As for the volumes on Paracelsus referred to: one is just another biography, while the other, of the Bollingen series, is a work of art. In tracing his career from wealth to poverty, from honor to ignominy, punctuated with the bitterest of persecutions, Henry M. Pachter does not see beyond the malicious slander of little minds, jealous and afraid of the revolutionary doctrines Paracelsus taught. While granting the fascination of this genius, whose wonder-cures and alchemical knowledge gained him wide renown, he with many others give full credence to the charges of drunkenness and the like that his enemies insisted upon circulating.

Selected Writings is a vivid portrayal of Paracelsus through his own words. The task of translating the writings of Paracelsus has never been easy. He preferred German to the scholarly Latin, his fertile imagination creating terms to explain his medical, religious and philosophical concepts of a better world, but he seldom revised — all of which has confused innumerable translators who for the most part have been unable to grasp the essential content of his thought.

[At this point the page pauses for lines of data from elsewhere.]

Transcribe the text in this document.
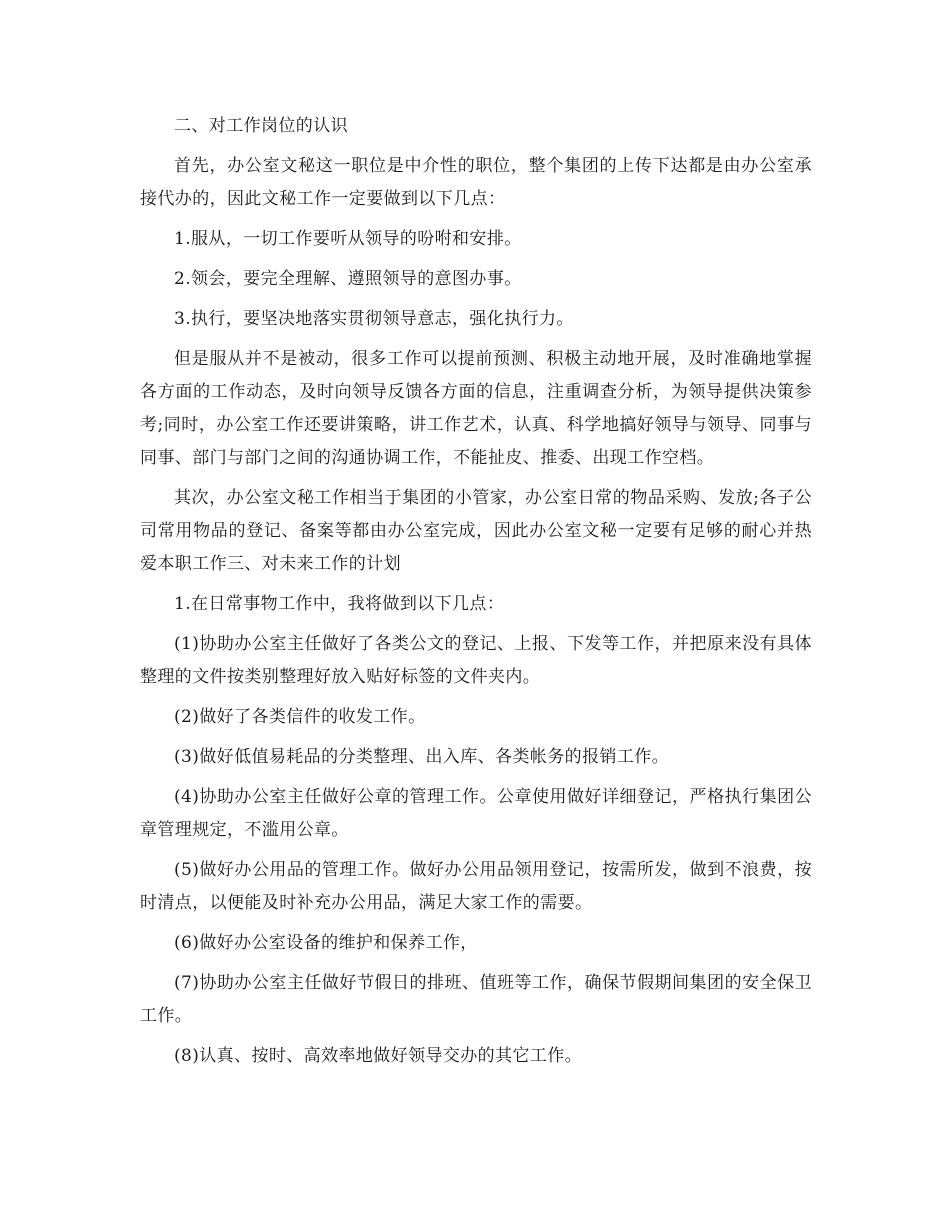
二、对工作岗位的认识

首先，办公室文秘这一职位是中介性的职位，整个集团的上传下达都是由办公室承接代办的，因此文秘工作一定要做到以下几点：

1.服从，一切工作要听从领导的吩咐和安排。

2.领会，要完全理解、遵照领导的意图办事。

3.执行，要坚决地落实贯彻领导意志，强化执行力。

但是服从并不是被动，很多工作可以提前预测、积极主动地开展，及时准确地掌握各方面的工作动态，及时向领导反馈各方面的信息，注重调查分析，为领导提供决策参考;同时，办公室工作还要讲策略，讲工作艺术，认真、科学地搞好领导与领导、同事与同事、部门与部门之间的沟通协调工作，不能扯皮、推委、出现工作空档。

其次，办公室文秘工作相当于集团的小管家，办公室日常的物品采购、发放;各子公司常用物品的登记、备案等都由办公室完成，因此办公室文秘一定要有足够的耐心并热爱本职工作三、对未来工作的计划

1.在日常事物工作中，我将做到以下几点：

(1)协助办公室主任做好了各类公文的登记、上报、下发等工作，并把原来没有具体整理的文件按类别整理好放入贴好标签的文件夹内。

(2)做好了各类信件的收发工作。

(3)做好低值易耗品的分类整理、出入库、各类帐务的报销工作。

(4)协助办公室主任做好公章的管理工作。公章使用做好详细登记，严格执行集团公章管理规定，不滥用公章。

(5)做好办公用品的管理工作。做好办公用品领用登记，按需所发，做到不浪费，按时清点，以便能及时补充办公用品，满足大家工作的需要。

(6)做好办公室设备的维护和保养工作，

(7)协助办公室主任做好节假日的排班、值班等工作，确保节假期间集团的安全保卫工作。

(8)认真、按时、高效率地做好领导交办的其它工作。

The present translation is outstanding, and one hastens to place this volume beside Plato and Plotinus on the library shelf, to be read in part or in its entirety, for knowledge as well as inspiration.

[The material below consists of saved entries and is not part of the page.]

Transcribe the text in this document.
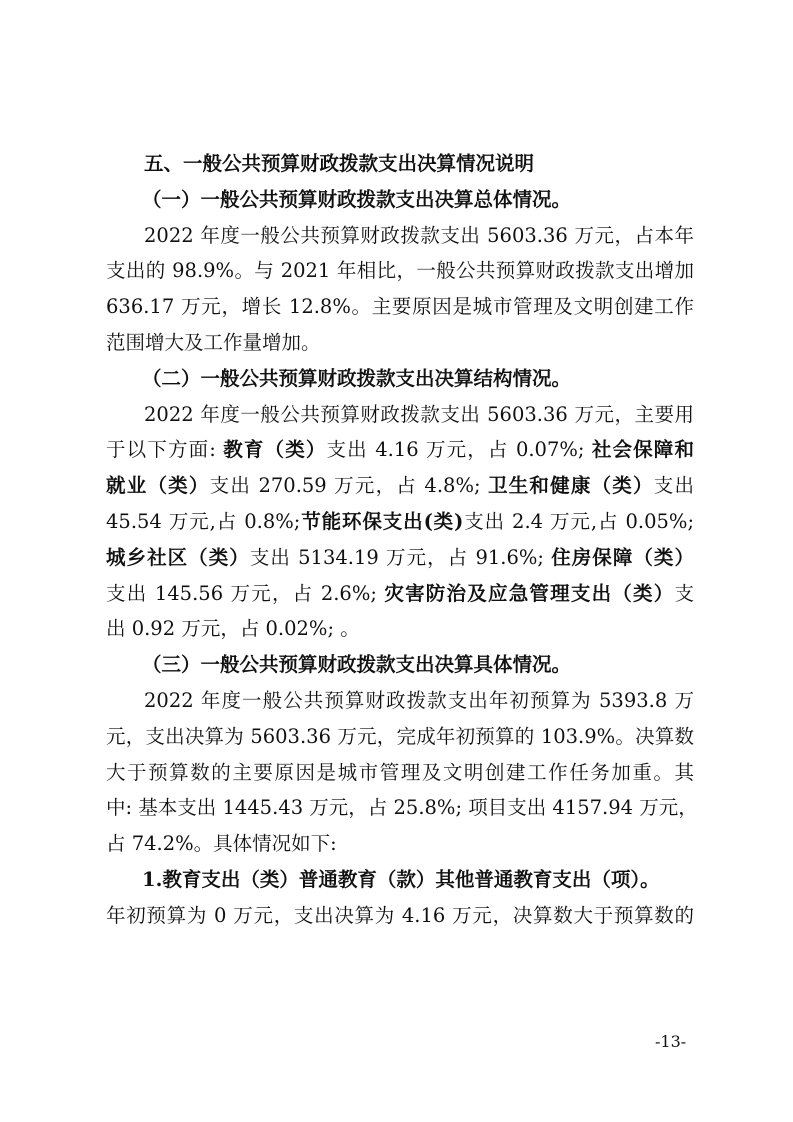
五、一般公共预算财政拨款支出决算情况说明
（一）一般公共预算财政拨款支出决算总体情况。
2022 年度一般公共预算财政拨款支出 5603.36 万元，占本年
支出的 98.9%。与 2021 年相比，一般公共预算财政拨款支出增加
636.17 万元，增长 12.8%。主要原因是城市管理及文明创建工作
范围增大及工作量增加。
（二）一般公共预算财政拨款支出决算结构情况。
2022 年度一般公共预算财政拨款支出 5603.36 万元，主要用
于以下方面: 教育（类）支出 4.16 万元，占 0.07%; 社会保障和
就业（类）支出 270.59 万元，占 4.8%; 卫生和健康（类）支出
45.54 万元,占 0.8%;节能环保支出(类)支出 2.4 万元,占 0.05%;
城乡社区（类）支出 5134.19 万元，占 91.6%; 住房保障（类）
支出 145.56 万元，占 2.6%; 灾害防治及应急管理支出（类）支
出 0.92 万元，占 0.02%; 。
（三）一般公共预算财政拨款支出决算具体情况。
2022 年度一般公共预算财政拨款支出年初预算为 5393.8 万
元，支出决算为 5603.36 万元，完成年初预算的 103.9%。决算数
大于预算数的主要原因是城市管理及文明创建工作任务加重。其
中: 基本支出 1445.43 万元，占 25.8%; 项目支出 4157.94 万元，
占 74.2%。具体情况如下:
1.教育支出（类）普通教育（款）其他普通教育支出（项）。
年初预算为 0 万元，支出决算为 4.16 万元，决算数大于预算数的
-13-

Precursor of microchemistry, antisepsis, modern wound surgery, Paracelsus was likewise a pioneer of psychotherapy and chemotherapy. Father of Homeopathy, his way to health was the way of Nature. But Paracelsus, born Philippus Aureolus Theophrastus Bombastus von Hohenheim, was primarily interested in Man and his relationship with the Creator. When he wrote on magic or alchemy, on medicine or on astronomy, he dealt with the innate dignity of man, of his duties, and of his future, outlining a simple moral code of spiritual nobility.

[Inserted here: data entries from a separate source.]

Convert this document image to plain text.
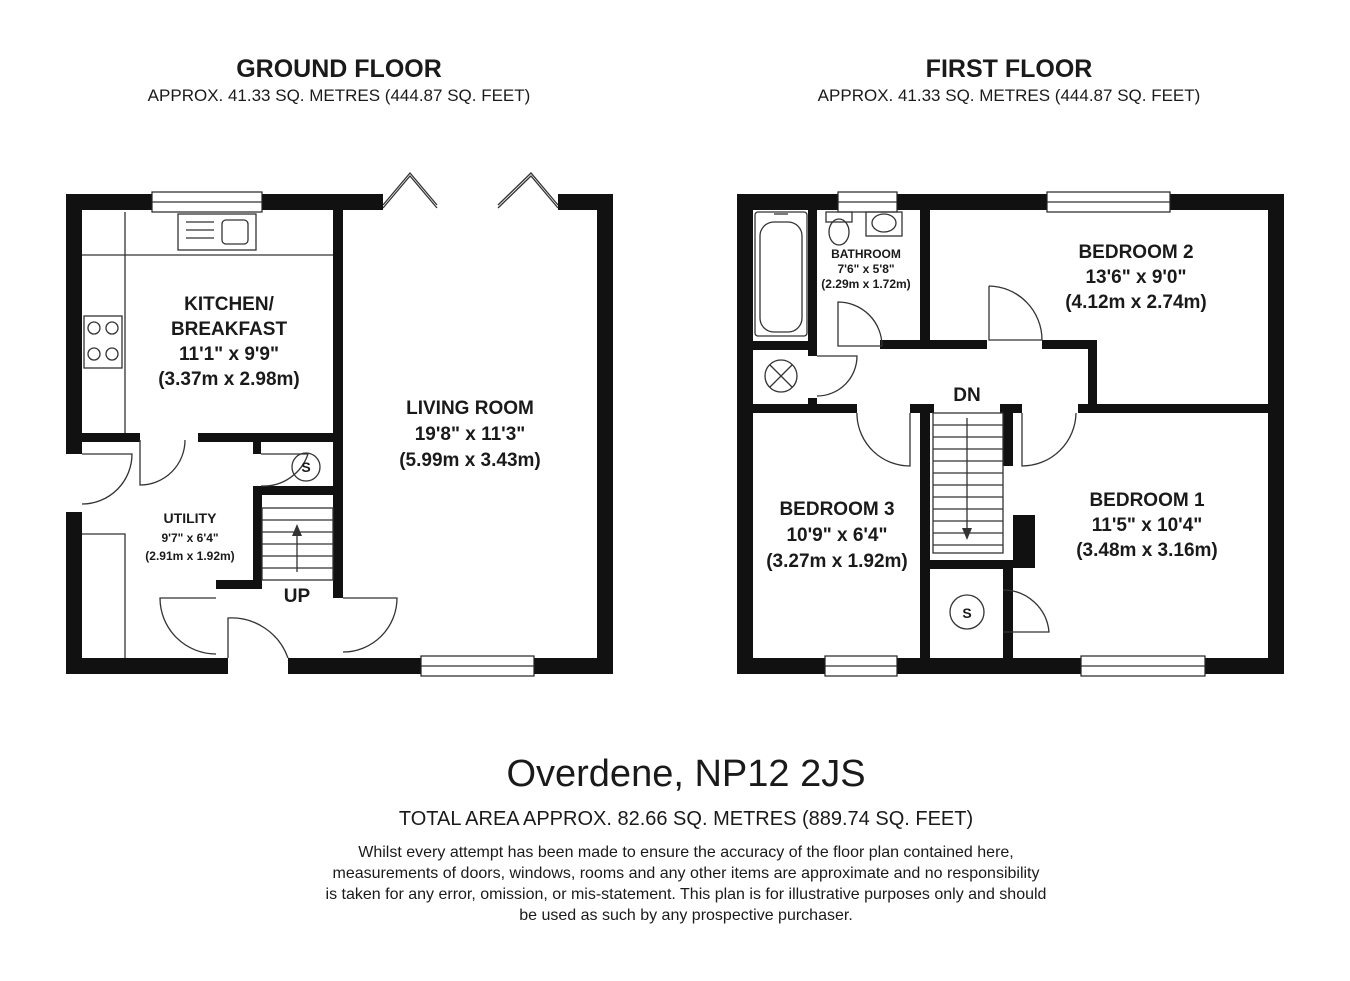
GROUND FLOOR
APPROX. 41.33 SQ. METRES (444.87 SQ. FEET)
FIRST FLOOR
APPROX. 41.33 SQ. METRES (444.87 SQ. FEET)
UP
S
KITCHEN/
BREAKFAST
11'1" x 9'9"
(3.37m x 2.98m)
LIVING ROOM
19'8" x 11'3"
(5.99m x 3.43m)
UTILITY
9'7" x 6'4"
(2.91m x 1.92m)
DN
S
BATHROOM
7'6" x 5'8"
(2.29m x 1.72m)
BEDROOM 2
13'6" x 9'0"
(4.12m x 2.74m)
BEDROOM 3
10'9" x 6'4"
(3.27m x 1.92m)
BEDROOM 1
11'5" x 10'4"
(3.48m x 3.16m)
Overdene, NP12 2JS
TOTAL AREA APPROX. 82.66 SQ. METRES (889.74 SQ. FEET)
Whilst every attempt has been made to ensure the accuracy of the floor plan contained here,
measurements of doors, windows, rooms and any other items are approximate and no responsibility
is taken for any error, omission, or mis-statement. This plan is for illustrative purposes only and should
be used as such by any prospective purchaser.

Paracelsus was a strange man. Born when Erasmus, Thomas More, Leonardo, Michelangelo, Durer, Vasco da Gama, Cortez, Luther, and Calvin were forging into new worlds, his amazing genius embraced something of them all. His life was spent in wandering, searching and investigating everywhere, coupled with incessant writing. Dealing with a vast range of subjects, his works vary from lists of the latent virtues of minerals and herbs and their medicinal use, to books giving the secret knowledge of death and rebirth, which serve as guides to the Mysteries of God, Nature and Initiation.

Wherever he went, with whomever he stayed, kings or peasants, midwives or gypsies, he seemed like a veritable ball of fire, suddenly coming and as suddenly going, awakening, purifying, and helping those in need. He despised any form of superstition, particularly in medicine and religion, and sacrificed himself in a thousand and one ways to better existing conditions.

Surely he had found the Philosopher's Stone — symbol of divine wisdom. His life knew no pause, yet it was rooted in an unshakable faith, and even during the most adverse circumstances he labored to transmute the dross of his own nature into spiritual gold. After reading his life and works, one is assured that Paracelsus was indeed one of a group of great men who through the generations of mankind have held aloft the torch of universal truth.